More than a month after her inauguration, San Francisco District Attorney Brooke Jenkins announced plans to review high-profile criminal cases involving Asian American victims and potentially file hate crime charges against the suspects.

Jenkins—who vocally criticized her predecessor Chesa Boudin for the way he handled prosecutions involving Asian victims—told a group of Chinese-language media reporters that her office will look into those cases to see if the suspects are “adequately” charged.

“We can conduct further investigation to see if there's any evidence to support charging a hate crime,” Jenkins said Tuesday. “There needs to be a secondary review to see if they’ve been charged correctly.”

Nancy Tung, the newly hired chief of special prosecutions and community partnerships, will lead the review. Tung, a Chinese American prosecutor who was considered one of the final candidates on Mayor London Breed’s list of possible DA appointees, was recruited by Jenkins shortly after she was sworn in.

Jenkins and Tung, along with SFPD Chief Bill Scott and other top law enforcement officials, joined community members in a heated town hall meeting Tuesday night in Chinatown after another wave of high-profile attacks on Asian American seniors.

Jenkins has been frequently visiting Chinatown and during her first week in office, she toured Chinatown and promised to seek hate crime charges more aggressively.

However, some recent cases, including two with septuagenarian Asian victims, cannot be charged as hate crimes because of the lack of evidence.

Boudin, who was recalled in June in a nationally watched election, issued a statement to The Standard slamming Jenkins’ move as politically motivated.

“Playing politics with charging decisions made by veteran prosecutors based on the law and the evidence gathered by police is a ruse,” he said.

DA Chesa Boudin addresses his supporters at The Ramp on Terry A Francois Blvd in San Francisco, Calif. on Tues. June 7, 2022. | Camille Cohen/The Standard

Additionally, Jenkins has established a “Vulnerable Victims Unit,” also led by Tung, to handle the Asian elder abuse cases.

In the meeting with Chinese reporters, Jenkins also addressed questions about the controversial six-figure income she made while working for a charitable nonprofit linked to the campaign to recall Boudin. Jenkins insisted she did nothing wrong.

“I understand why people may be concerned,” she acknowledged. 
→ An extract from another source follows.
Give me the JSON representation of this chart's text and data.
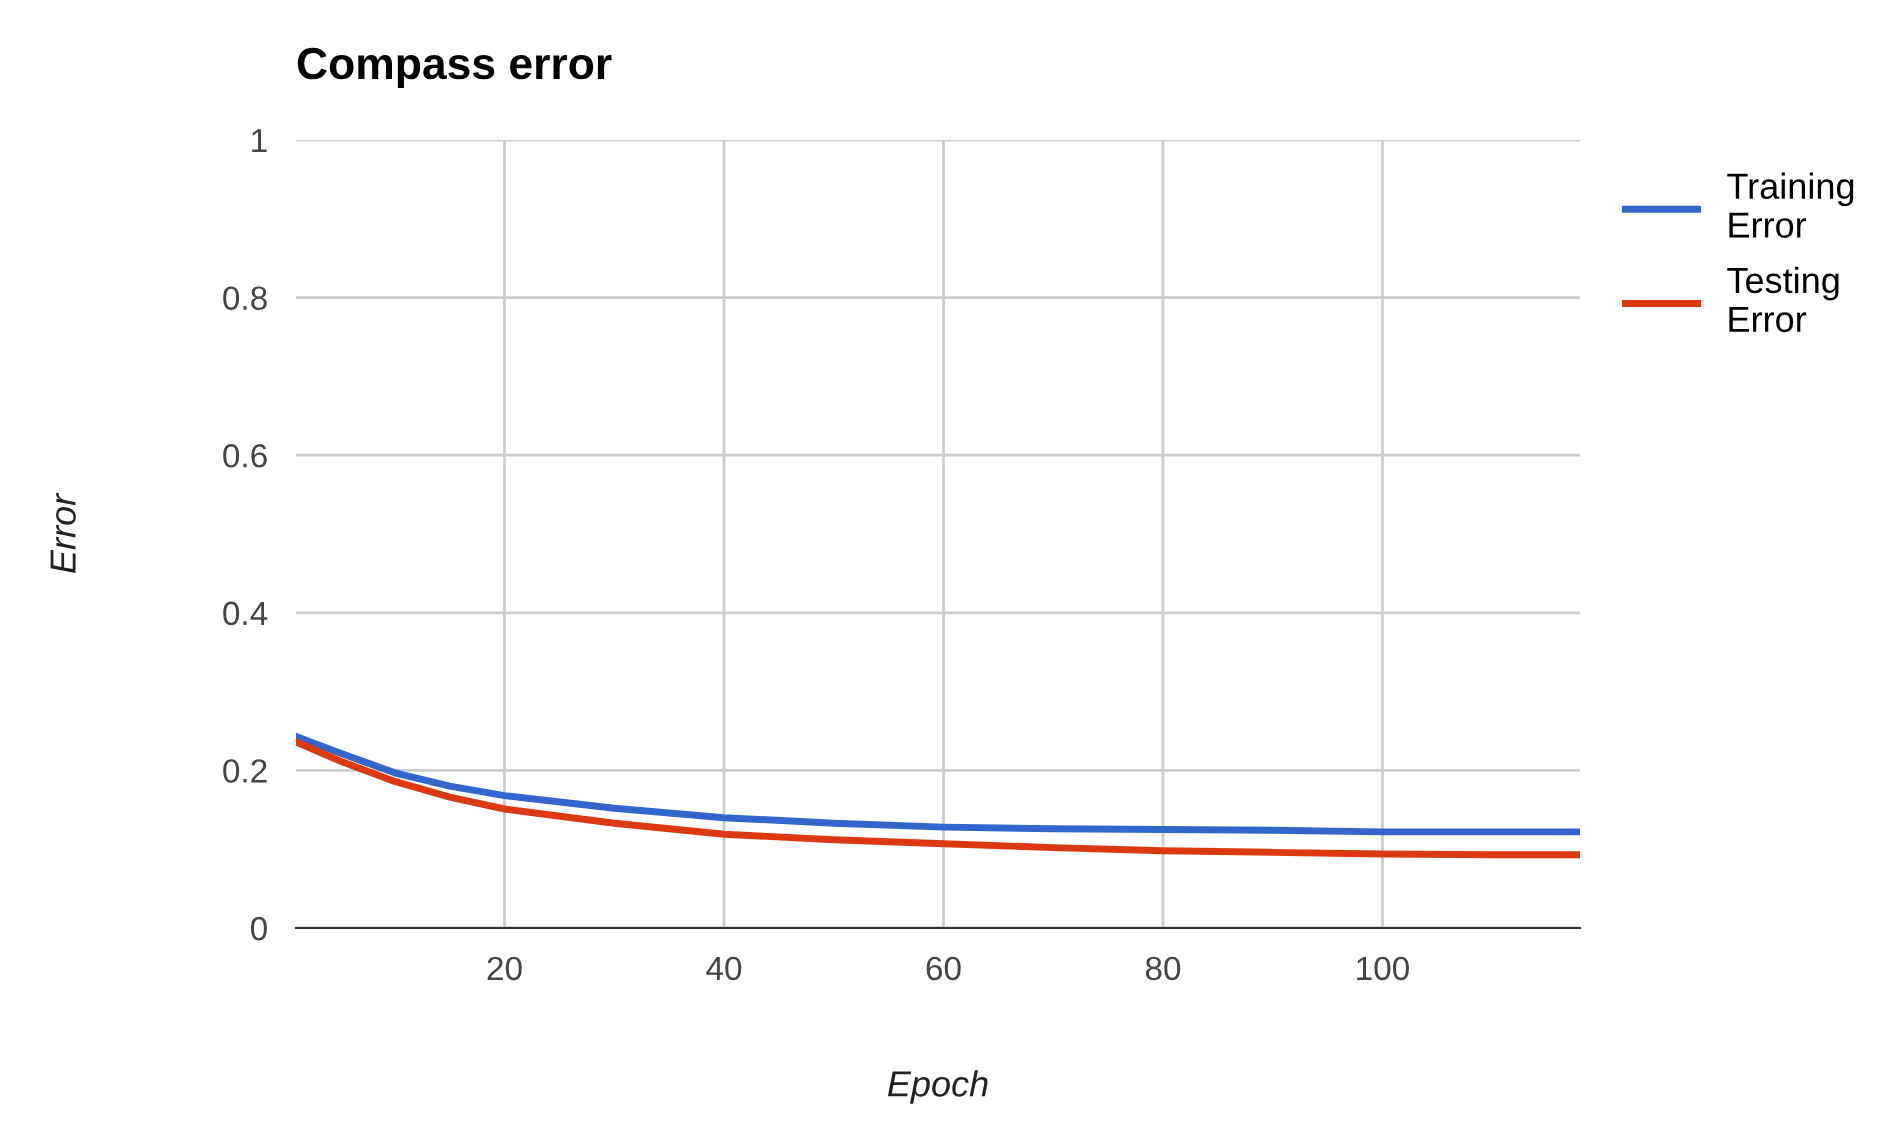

However, she added, “I only did what was legal.”

Video by Han Li/The Standard

Boudin, for his part, told The Standard that he thought Jenkins’ focus on reviewing the crime cases is to “distract the public from her financial impropriety.”

He also pointed out that his successor has demoted every Chinese American chief-level staff promoted by him, and accused Jenkins of disbanding the Asian American Pacific Islander (AAPI) Unit in the Victim Services Division.

Jenkins confirmed that the AAPI Unit still exists. Boudin established the unit two weeks before the recall election.

Since Jenkins took office, she fired almost every management-level top staff hired by Boudin except for three Chinese Americans—Kasie Lee, Marshall Khine and Paul Lam—who were all demoted or reassigned.

The DA’s office disputed the characterization that all of those people had been demoted, saying that Lam—who went from being the director of the AAPI Unit in the Victim Services Division under Boudin to a deputy director of the whole division under Jenkins—now plays “an elevated role” at the agency with more employees and responsibilities under his purview.